I have an RNC compressor and a Behringer Composer Pro (No Flames please)
How do I route the signals?
 
Rather than ducking one or the other of these two very important sounds,it might be better to let each have its own uncontested space to sit in.Ideally you do this at tracking but careful EQ can make them both play nice.
First step is to use a frequency analyzer like in cool edit or a plugin like FFT.Graph out where the energy is and particularly find where these two are clashing.There will be one or more spikes where the same freq gets reinforced.
Rather than scooping out hunks of space with graphic EQ (it works but to my ear is bad technique);use a parametric EQ to carefully trim back only those offending peaks you noted above.This sounds smoother and you won't hear dropouts as with ducking through a sidechain.

Tom
 
Thanks Tom....its funny that you mentioned an analyzer. I have been looking for an RTA for a few days now and finally stumbled upon a demo version that includes the Real Time Analysis function.

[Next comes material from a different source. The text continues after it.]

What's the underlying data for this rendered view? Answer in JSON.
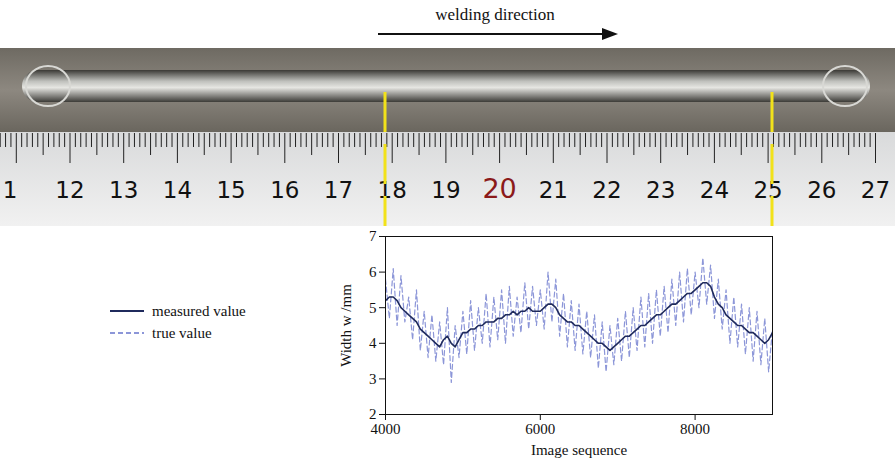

Translation: No need to Buy one!!!!
 
This is a real nice way around your problem that you might try. Take your bass (guitar?) signal and split it into a hard L-R pan and keep your kik drum up the middle. Couldn't hurt to try it!
 
Gargamel said:
Thanks Tom....its funny that you mentioned an analyzer. I have been looking for an RTA for a few days now and finally stumbled upon a demo version that includes the Real Time Analysis function.

Translation: No need to Buy one!!!!


where can I get that? I would appreciate the link. thanks !
 
Please post the link. I would like to have a software version to try out.

Thanks...
 
in addition to EQ'ing the bass and kick tracks to give them some separation, another thing i've been doing successfully for the past couple of months is panning the bass and kick apart. I'm not doing anything drastic, just 5-10% to the L or R of center seems to do the trick. of course, I have no idea what this will sound like in mono.

i thought that this was some brand new science that i had invented, until i read an article about bass/kick mixing in recording magazine (nov. 2001) that said the same thing.